Scientific classification
- Kingdom: Animalia
- Phylum: Arthropoda
- Class: Insecta
- Order: Hemiptera
- Suborder: Heteroptera
- Family: Reduviidae
- Genus: Panstrongylus
- Species: P. megistus
- Binomial name: Panstrongylus megistus Burmeister, 1835

= Panstrongylus megistus =

- Authority: Burmeister, 1835

Species of blood-drinking insect

Panstrongylus megistus is a blood-drinking insect in the subfamily Triatominae. It is found in the Guianas, Brazil, Bolivia, Paraguay,
Uruguay and Argentina. It is an important vector of Trypanosoma cruzi (the causative agent of Chagas disease), found particularly in Brazil. Besides humans, P. megistus is known to feed on birds, rodents, horses, dogs, opossums and bats.
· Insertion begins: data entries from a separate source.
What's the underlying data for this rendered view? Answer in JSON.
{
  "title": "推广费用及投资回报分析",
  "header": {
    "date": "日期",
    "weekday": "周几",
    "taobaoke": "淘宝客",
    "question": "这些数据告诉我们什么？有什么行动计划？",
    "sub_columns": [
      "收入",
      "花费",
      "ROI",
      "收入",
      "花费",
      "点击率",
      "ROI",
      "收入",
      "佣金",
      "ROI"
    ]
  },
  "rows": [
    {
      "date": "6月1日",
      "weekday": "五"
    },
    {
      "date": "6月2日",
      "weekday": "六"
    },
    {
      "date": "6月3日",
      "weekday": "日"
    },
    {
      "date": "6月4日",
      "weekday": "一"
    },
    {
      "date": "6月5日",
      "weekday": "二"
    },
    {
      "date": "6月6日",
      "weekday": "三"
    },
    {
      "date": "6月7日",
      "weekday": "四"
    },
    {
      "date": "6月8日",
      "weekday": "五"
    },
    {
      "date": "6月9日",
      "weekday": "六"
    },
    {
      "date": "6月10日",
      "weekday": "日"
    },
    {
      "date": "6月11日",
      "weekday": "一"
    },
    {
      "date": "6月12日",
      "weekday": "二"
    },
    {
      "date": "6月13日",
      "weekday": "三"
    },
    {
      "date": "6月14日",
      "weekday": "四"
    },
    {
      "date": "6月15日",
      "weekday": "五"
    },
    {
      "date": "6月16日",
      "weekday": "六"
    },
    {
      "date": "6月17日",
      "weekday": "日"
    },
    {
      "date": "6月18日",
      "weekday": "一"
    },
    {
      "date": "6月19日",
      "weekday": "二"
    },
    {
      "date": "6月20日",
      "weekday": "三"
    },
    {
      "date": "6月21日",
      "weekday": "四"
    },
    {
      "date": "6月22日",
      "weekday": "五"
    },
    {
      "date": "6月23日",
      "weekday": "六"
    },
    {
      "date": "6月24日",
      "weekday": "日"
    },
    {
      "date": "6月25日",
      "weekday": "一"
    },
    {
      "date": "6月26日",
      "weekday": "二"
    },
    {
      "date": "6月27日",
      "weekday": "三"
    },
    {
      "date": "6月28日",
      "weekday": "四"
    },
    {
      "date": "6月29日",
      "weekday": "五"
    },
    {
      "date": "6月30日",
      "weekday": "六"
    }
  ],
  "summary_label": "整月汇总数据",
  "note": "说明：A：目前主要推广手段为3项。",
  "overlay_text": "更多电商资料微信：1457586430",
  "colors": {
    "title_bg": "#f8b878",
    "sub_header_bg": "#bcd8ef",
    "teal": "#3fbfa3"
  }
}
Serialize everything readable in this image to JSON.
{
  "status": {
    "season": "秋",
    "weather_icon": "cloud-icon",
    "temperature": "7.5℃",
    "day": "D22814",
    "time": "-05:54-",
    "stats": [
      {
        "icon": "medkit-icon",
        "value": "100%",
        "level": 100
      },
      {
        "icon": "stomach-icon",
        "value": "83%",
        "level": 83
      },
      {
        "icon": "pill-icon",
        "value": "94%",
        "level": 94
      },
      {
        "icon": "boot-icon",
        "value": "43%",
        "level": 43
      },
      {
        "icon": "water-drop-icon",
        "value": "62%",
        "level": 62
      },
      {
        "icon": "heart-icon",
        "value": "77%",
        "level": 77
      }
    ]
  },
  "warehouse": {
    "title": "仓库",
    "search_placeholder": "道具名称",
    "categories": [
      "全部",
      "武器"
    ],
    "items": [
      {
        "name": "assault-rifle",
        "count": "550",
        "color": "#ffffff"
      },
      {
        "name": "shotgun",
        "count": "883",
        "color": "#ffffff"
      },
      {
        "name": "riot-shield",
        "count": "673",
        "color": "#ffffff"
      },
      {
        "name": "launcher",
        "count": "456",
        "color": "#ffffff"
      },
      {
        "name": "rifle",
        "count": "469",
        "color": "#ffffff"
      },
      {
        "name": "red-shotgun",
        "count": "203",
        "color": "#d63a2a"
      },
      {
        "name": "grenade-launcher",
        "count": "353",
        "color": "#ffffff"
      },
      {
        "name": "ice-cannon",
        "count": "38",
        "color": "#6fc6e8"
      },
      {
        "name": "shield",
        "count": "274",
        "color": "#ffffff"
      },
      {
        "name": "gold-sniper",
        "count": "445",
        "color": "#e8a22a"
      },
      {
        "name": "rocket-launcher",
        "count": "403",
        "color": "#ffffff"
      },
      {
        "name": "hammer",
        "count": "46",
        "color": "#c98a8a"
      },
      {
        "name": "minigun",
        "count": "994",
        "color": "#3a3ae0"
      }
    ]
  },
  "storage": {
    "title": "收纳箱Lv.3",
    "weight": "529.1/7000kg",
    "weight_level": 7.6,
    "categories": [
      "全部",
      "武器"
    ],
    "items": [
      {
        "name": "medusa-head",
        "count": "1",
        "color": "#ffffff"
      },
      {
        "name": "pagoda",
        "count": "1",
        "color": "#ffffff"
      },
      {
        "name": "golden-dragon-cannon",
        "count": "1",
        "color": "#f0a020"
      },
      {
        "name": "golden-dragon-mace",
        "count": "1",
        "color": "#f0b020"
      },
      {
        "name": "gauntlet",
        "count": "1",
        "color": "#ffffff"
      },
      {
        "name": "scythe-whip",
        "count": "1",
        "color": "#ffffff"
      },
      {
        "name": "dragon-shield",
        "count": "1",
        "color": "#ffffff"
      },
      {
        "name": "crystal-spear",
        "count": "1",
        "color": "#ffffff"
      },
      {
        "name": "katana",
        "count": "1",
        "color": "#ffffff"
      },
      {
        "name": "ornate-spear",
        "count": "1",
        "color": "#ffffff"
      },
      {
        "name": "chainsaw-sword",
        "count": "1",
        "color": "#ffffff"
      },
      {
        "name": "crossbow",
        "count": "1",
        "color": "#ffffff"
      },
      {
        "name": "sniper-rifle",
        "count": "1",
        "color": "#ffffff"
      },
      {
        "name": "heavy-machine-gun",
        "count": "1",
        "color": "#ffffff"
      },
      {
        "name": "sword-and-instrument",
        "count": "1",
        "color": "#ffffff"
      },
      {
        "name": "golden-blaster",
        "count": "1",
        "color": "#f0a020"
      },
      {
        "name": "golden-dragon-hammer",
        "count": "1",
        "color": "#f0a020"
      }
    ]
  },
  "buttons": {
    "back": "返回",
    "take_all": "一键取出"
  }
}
P. megistus is frequently found in domestic dwellings in Brazil, while in other countries it is largely a wild species. Within Brazil, the P. megistus's range stretches from the northeast to the south of the country, corresponding roughly with the Atlantic Forest region, though the species also occupies parts of the caatinga and cerrado ecoregions. The states of Bahia and Minas Gerais have the highest populations of P. megistus in Brazil. In southern parts of the country, domestic colonization is rare.

The species was described in 1835 by Hermann Burmeister, who termed it Conorhinus megistus. It was identified as a vector for Chagas disease in Carlos Chagas's original 1909 description of the condition. The insects are typically black in colour with red markings.